The Justice Department is granting immunity to the former State Department staffer who worked on Hillary Rodham Clinton’s private email server, The Washington Post reported Wednesday night.
The move is a sign that the FBI investigation into possible criminal wrongdoing is progressing, the Post reported.
A senior U.S. law enforcement official told the Post that the FBI had secured the cooperation of Bryan Pagliano, who worked on Clinton's 2008 presidential campaign before setting up the server in her New York home in 2009.
The next step is a likely interview of Clinton herself as the FBI looks to wrap up its investigation in the coming months.
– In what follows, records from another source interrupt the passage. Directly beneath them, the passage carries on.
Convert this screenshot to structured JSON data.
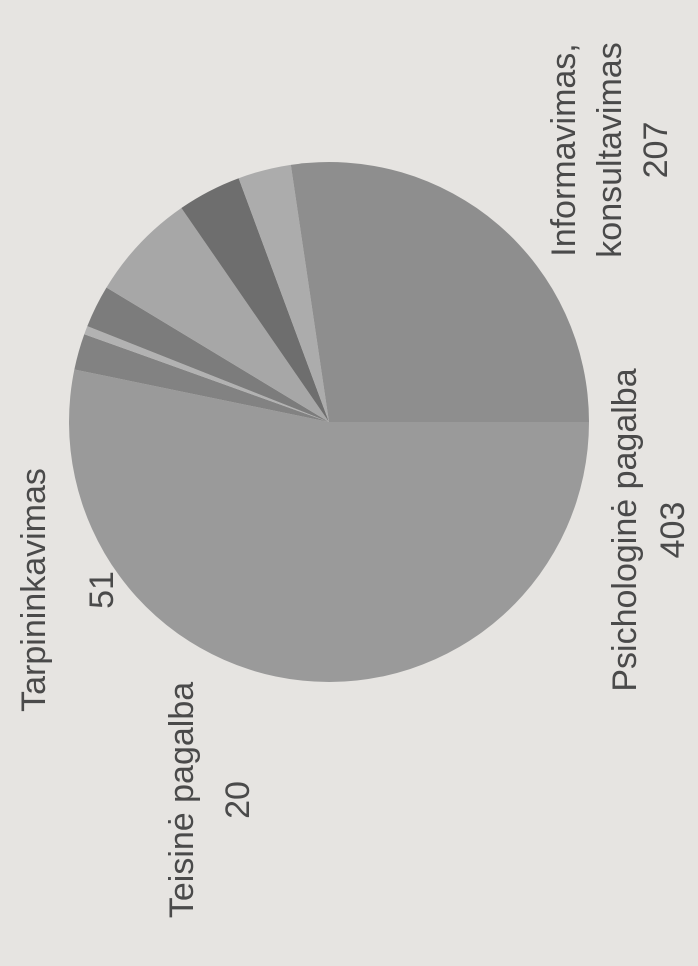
{
  "chart_data": {
    "type": "pie",
    "title": "",
    "orientation": "rotated 90° counter-clockwise",
    "slices": [
      {
        "label": "Psichologinė pagalba",
        "value": 403,
        "color": "#9a9a9a"
      },
      {
        "label": "",
        "value": 17,
        "color": "#828282"
      },
      {
        "label": "",
        "value": 4,
        "color": "#b2b2b2"
      },
      {
        "label": "Teisinė pagalba",
        "value": 20,
        "color": "#7c7c7c"
      },
      {
        "label": "Tarpininkavimas",
        "value": 51,
        "color": "#a7a7a7"
      },
      {
        "label": "",
        "value": 30,
        "color": "#6e6e6e"
      },
      {
        "label": "",
        "value": 25,
        "color": "#acacac"
      },
      {
        "label": "Informavimas, konsultavimas",
        "value": 207,
        "color": "#8e8e8e"
      }
    ],
    "annotations": [
      {
        "id": "informavimas",
        "lines": [
          "Informavimas,",
          "konsultavimas",
          "207"
        ]
      },
      {
        "id": "tarpininkavimas",
        "lines": [
          "Tarpininkavimas",
          "51"
        ]
      },
      {
        "id": "teisine",
        "lines": [
          "Teisinė pagalba",
          "20"
        ]
      },
      {
        "id": "psichologine",
        "lines": [
          "Psichologinė pagalba",
          "403"
        ]
      }
    ]
  }
}
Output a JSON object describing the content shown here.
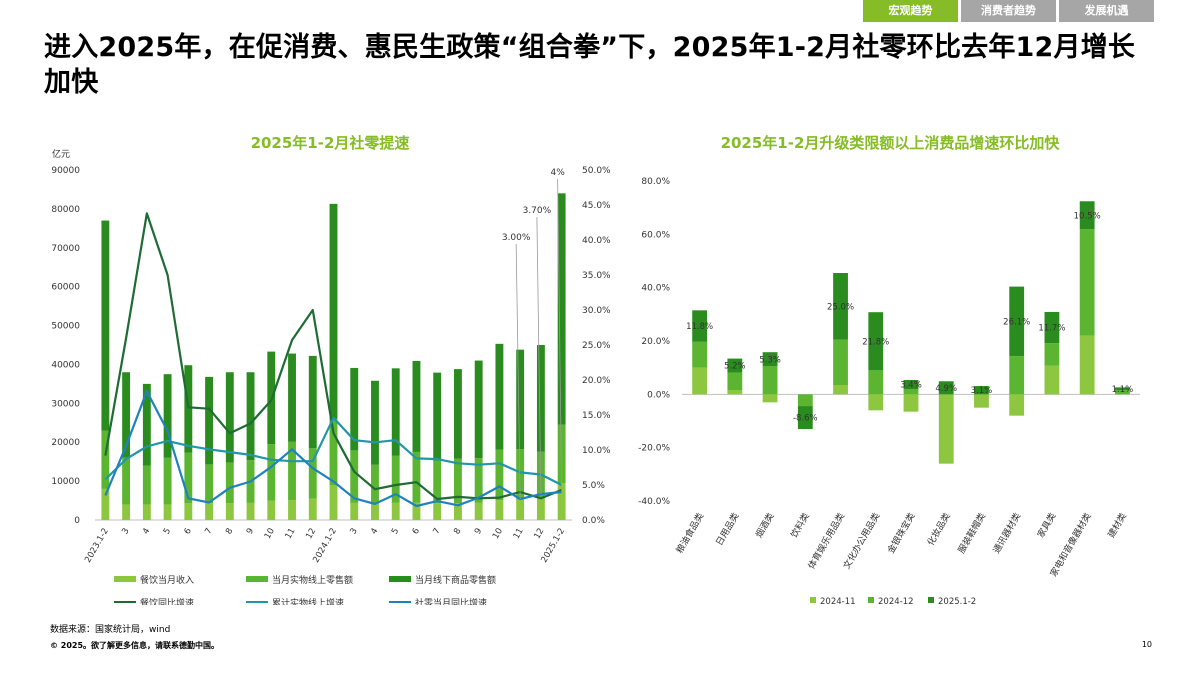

Her senior aides also will be sought for interviews.
The key question is whether any of the participants knew they were sending classified information in emails, current and former officials said. Another key question will be whether the setup of the server was a scheme to hide information.
The inquiry comes against a sensitive political backdrop in which Clinton is the favorite to secure the Democratic nomination for the presidency.
"As we have said since last summer, Secretary Clinton has been cooperating with the Department of Justice’s security inquiry, including offering in August to meet with them to assist their efforts if needed," Clinton campaign spokesman Brian Fallon told the Post, adding that the campaign is "pleased" Pagliano is now cooperating.
Pagliano previously invoked his Fifth Amendment right against self-incrimination.
The Justice Department, FBI and Pagliano's lawyer declined to comment.
The probe will look what damage would have been done had the confidential information been exposed, the Post reports, adding that while the Clinton campaign has described the investigation as a security review, the Justice Department and FBI have said they are looking into whether a crime was committed.
"There was wrongdoing," the newspaper quoted a former senior law enforcement official. "But was it criminal wrongdoing?"
Attorney General Loretta Lynch told Congress earlier this year that the case is being handled by "career independent law enforcement agents, FBI agents, as well as the career independent attorneys in the Department of Justice" who will follow the evidence, look at the law and "make a recommendation to me when the time is appropriate."
The FBI is likely trying to establish whether Clinton and her aides understood the protocols of sending and receiving classified information, former officials told The Post.
Clinton has said she did not send or receive information "marked classified" at the time, though hundreds of the emails released through a Freedom of Information Act request are now deemed various degrees of classified and include redactions – in some cases the entire email.
Fox News' Catherine Herridge reported
on Monday that one of the emails in the final batch released was withheld on request of law enforcement, and that she had received a tip months ago that at least one of them contained information that the senders understood the information was classified at the time.
Texas Sen. Ted Cruz on Wednesday called the grant of immunity "an ominous development" for the Clinton campaign.
"This suggests the investigation is moving to a whole other level, and granting immunity means they'll question this individual and get all the facts of what he did and in particular, what secretary Clinton told him, what her close associates told him, what they knew and instructed, and that suggests that the legal jeopardy is just getting greater and greater," Cruz said on Fox News Channel's "The Kelly File."